An Open Letter to the President

March 10, 2009

Dear President Obama

Since the inauguration, your administration has repeatedly announced that you will be addressing the Islamic world from a Middle East capital within your first 100 days in office. While your supporters have endlessly praised this decision as prudent and respectful attempt at dialogue, I believe it is an ill-conceived decision. The speech will not, as many hope, help the United States rebuild its image in the region. Forgive my presumptuousness, but I base the following suppositions on the comments directed to the region in your inaugural address.

In the upcoming speech, I anticipate that you will speak to the political ‘moderates’ of the Middle East, asking them to stand with the United States against the fundamentalists bent on embroiling the region in conflict. I also assume that you will give lip service to the United States’ dedication to regional democratization, peace, and economic progress. While these goals are noble on the surface, the modernist discourse underpinning them bares their imperiousness and, consequently, undermines your aims.

In the West, the discourse of modernity rests on the belief that the non-West has existed on the periphery of the progress of the West. As scholar Tim Mitchell argues, modernity exists in a spatial and temporal relationship to the West. In the context, modernity geographically emanates from the Europe and the United States. The history of the non-West also derives its significance from its relationship to the West. To achieve modernity, then, the West requires the non-West must mimic and actualize Western values and its institutions.

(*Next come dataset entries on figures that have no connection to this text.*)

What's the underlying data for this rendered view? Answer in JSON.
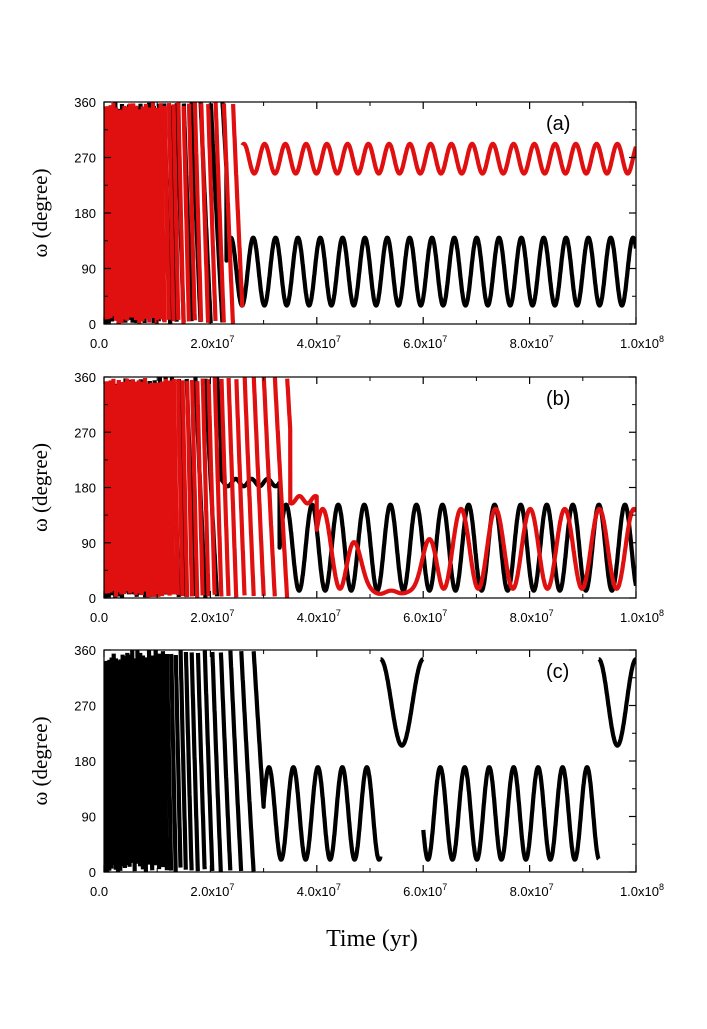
{
  "chart_data": [
    {
      "type": "line",
      "panel_label": "(a)",
      "ylabel": "ω (degree)",
      "xlim": [
        0,
        100000000.0
      ],
      "ylim": [
        0,
        360
      ],
      "yticks": [
        "0",
        "90",
        "180",
        "270",
        "360"
      ],
      "xticks": [
        {
          "mant": "0.0",
          "exp": ""
        },
        {
          "mant": "2.0x10",
          "exp": "7"
        },
        {
          "mant": "4.0x10",
          "exp": "7"
        },
        {
          "mant": "6.0x10",
          "exp": "7"
        },
        {
          "mant": "8.0x10",
          "exp": "7"
        },
        {
          "mant": "1.0x10",
          "exp": "8"
        }
      ],
      "series": [
        {
          "name": "black",
          "color": "#000000",
          "circ_end": 23000000.0,
          "circ_start_period": 600000.0,
          "circ_end_period": 2500000.0,
          "center": 85,
          "amp": 55,
          "period": 4200000.0,
          "phase": 0.3
        },
        {
          "name": "red",
          "color": "#e01010",
          "circ_end": 26000000.0,
          "circ_start_period": 500000.0,
          "circ_end_period": 2000000.0,
          "center": 268,
          "amp": 24,
          "period": 3900000.0,
          "phase": 1.1
        }
      ]
    },
    {
      "type": "line",
      "panel_label": "(b)",
      "ylabel": "ω (degree)",
      "xlim": [
        0,
        100000000.0
      ],
      "ylim": [
        0,
        360
      ],
      "yticks": [
        "0",
        "90",
        "180",
        "270",
        "360"
      ],
      "xticks": [
        {
          "mant": "0.0",
          "exp": ""
        },
        {
          "mant": "2.0x10",
          "exp": "7"
        },
        {
          "mant": "4.0x10",
          "exp": "7"
        },
        {
          "mant": "6.0x10",
          "exp": "7"
        },
        {
          "mant": "8.0x10",
          "exp": "7"
        },
        {
          "mant": "1.0x10",
          "exp": "8"
        }
      ],
      "series": [
        {
          "name": "black",
          "color": "#000000",
          "circ_end": 22000000.0,
          "circ_start_period": 600000.0,
          "circ_end_period": 2500000.0,
          "plateau_value": 188,
          "plateau_end": 33000000.0,
          "center": 82,
          "amp": 70,
          "period": 4900000.0,
          "phase": 0.0
        },
        {
          "name": "red",
          "color": "#e01010",
          "circ_end": 35000000.0,
          "circ_start_period": 500000.0,
          "circ_end_period": 2500000.0,
          "plateau_value": 160,
          "plateau_end": 40000000.0,
          "center": 80,
          "amp": 65,
          "period": 6500000.0,
          "phase": 0.5,
          "dip_center": 54000000.0,
          "dip_width": 9000000.0
        }
      ]
    },
    {
      "type": "line",
      "panel_label": "(c)",
      "ylabel": "ω (degree)",
      "xlabel": "Time (yr)",
      "xlim": [
        0,
        100000000.0
      ],
      "ylim": [
        0,
        360
      ],
      "yticks": [
        "0",
        "90",
        "180",
        "270",
        "360"
      ],
      "xticks": [
        {
          "mant": "0.0",
          "exp": ""
        },
        {
          "mant": "2.0x10",
          "exp": "7"
        },
        {
          "mant": "4.0x10",
          "exp": "7"
        },
        {
          "mant": "6.0x10",
          "exp": "7"
        },
        {
          "mant": "8.0x10",
          "exp": "7"
        },
        {
          "mant": "1.0x10",
          "exp": "8"
        }
      ],
      "series": [
        {
          "name": "black",
          "color": "#000000",
          "circ_end": 30000000.0,
          "circ_start_period": 400000.0,
          "circ_end_period": 2800000.0,
          "center": 95,
          "amp": 75,
          "period": 4600000.0,
          "phase": 0.2,
          "high_segments": [
            [
              52000000.0,
              60000000.0
            ],
            [
              93000000.0,
              100000000.0
            ]
          ]
        }
      ]
    }
  ]
}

Surely, the West-centric assumptions of the address will not be lost on the inhabitants of the Middle East. In fact, this approach throughout the decades has ignited the ire that you now seek to quell. The address will restate one of the primary justifications for European imperialism, that is the so-called white man’s burden. You seek to drag the people of the region from their seemingly stagnant, if not regressive, cultural, economic, and political relations and introduce them to the West’s definition of modernity. Yet, you do not comprehend that that modernity is a universally affective and objective set of ideas that illicit individuated socio-cultural responses.

The strong political public has long existed in the Middle East, and its liberation from the authoritarian regimes that the United States currently supports will be more beneficial to the image of the United States than your ill-advised but well-intentioned address. Through unimpeded public deliberation, the peoples of the region will be able to formulate a stable and culturally-responsive reaction to modernity. The people of the region yearn for democracy, but on their own terms. When the present governments in the region fall – and they eventually will – Islamist governments will fill the void. But, then again, any truly democratic government in the Middle East will take this form.

Islamist democracies are to be embraced, not feared, for two reasons. First, they are likely to be moderate governments for a myriad of reasons. Second, possibilities for cooperation or conflict between an ego (the United States) and an alter (Islamist democracies) is based upon their previous interactions. A conciliatory orientation by the United States toward these populist movements in the present will build and secure mutual amity and cooperation in the future. Despite the arguments of many in the policy establishment, politics is not just a zero-sum game.

Mr. President, I urge you to rethink your address to the Middle East. While many on the American left will favorably compare your address to John F. Kennedy’s historic 1963 Berlin Speech, the response from the region will certainly be sour. I agree that the United States must act to improve its image in the Islamic world, but the likely undertones of a West-centric modernist discourse in the address will undermine its primary objective.